The lesser of two evils – by Jenny Foster
Is there a lesser of the two evils? By the two evils of course I am referring to what us slaves-to-diabetes call the hypos and the hypers or the lows and the highs; those times when blood sugar levels decide to slip out of their comfort zone and give their owners a little kick up the bum!
I was asked the question just the other day by a friend who was unfamiliar with the difference between the effects of high blood sugar readings to those of a low reading. I contemplated my answer and discussed it with Ewan, my 10 yr old son who has Type 1, insulin pumper!
When Ewan was diagnosed 2.5 yrs ago the word ‘hypo’ sent shivers down my spine, it sounded so serious, deadly serious! When I was told by a nurse that Ewan could have several of these a day while we were getting used to his insulin regime, I was horrified!
I imagined him passing out on the street, or slipping unconscious during classes at school but the reality of a hypo was one of our few pleasant surprises during those early weeks. Ewan would say he felt shakey, his legs a bit like jelly, a blood check would confirm his sugars were a bit low, we would treat with jelly babies or Lucozade and 15 minutes later all would be fine!
When I first heard the word ‘hyper’ I immediately thought of the abbreviation for hyperactive, I never related it to hyperglycaemic, why should I? I’d never heard that word before. So again my mind played tricks on me and I pictured Ewan running around the house screaming and waving his arms around or having an uncontrollable fit of giggles when he should have been concentrating in maths … but again, how wrong I was!
Whilst the hypo had been my pleasant surprise, the hyper came as a nasty shock. Words like ketones, ketoacidosis and coma (yes coma!!) we’re branded around in abundance and with unnerving normality.
Now, we’ve experienced many of these highs and lows over the past few years and as a mum I definitely find one much easier to deal with than the other, but as the person with diabetes, Ewan is at odds with my conclusion.

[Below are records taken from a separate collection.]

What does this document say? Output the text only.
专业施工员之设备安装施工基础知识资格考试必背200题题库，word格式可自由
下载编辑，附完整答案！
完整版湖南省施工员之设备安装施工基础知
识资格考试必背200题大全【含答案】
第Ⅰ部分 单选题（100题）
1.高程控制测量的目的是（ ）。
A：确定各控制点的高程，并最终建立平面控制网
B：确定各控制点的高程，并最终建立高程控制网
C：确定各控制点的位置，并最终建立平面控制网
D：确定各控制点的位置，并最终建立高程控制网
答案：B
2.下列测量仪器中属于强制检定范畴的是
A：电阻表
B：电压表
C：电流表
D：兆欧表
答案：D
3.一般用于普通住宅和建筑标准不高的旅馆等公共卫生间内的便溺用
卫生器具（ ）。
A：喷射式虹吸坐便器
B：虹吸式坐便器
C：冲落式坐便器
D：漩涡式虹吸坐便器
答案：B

The hypo is quick, his awareness is exceptional so treating and recovering from them is quick too. The treatment feels like I’m giving him a treat and no sooner has he felt the shakes then he’s back to doing whatever it was he was doing! For Ewan though this is a pain, the shakes feel awful and stop him from doing what he was doing. The jelly babies and lucozade ‘treat’ as a treatment is becoming boring and a little bit sickly and because of hypos he has to carry a bag everywhere he goes with sugary supplies that he can’t just eat and drink whenever he chooses – torture!
The hyper is hidden. His symptoms of high blood sugars are almost none existent and often surprise us when we are doing routine checks. That’s when I have to start using my brain… calculating temporary basel increases, adjusting ratios and setting alarms for endless re-tests and ketone tests while his sugars slowly return to acceptable levels, all the while the words ketoacidosis and coma reverberate around my head and the long-term side effects of high blood sugars gnaw at my conscience.
Ewan on the other hand is pretty oblivious, aside from the extra testing and correction boluses through his pump he pretty much carries on as normal and feels no different.
You can see why our conclusions are at odds with each other!
For me – hypos are in the now, recognise them, deal with them quickly and all will be fine. Ewan is 10, he lives in the now, hypos are a pain.
For me – hypers are hidden and they signal something is really wrong, put it right or suffer the consequences of possible long-term side effects and hospitalisation. Ewan doesn’t look at the future, he is 10, he lives in the now.
The lesser of two evils? Ask me and I’d tell you hypo, ask Ewan and he’d say hyper. The real answer is in the question though, they are both evil!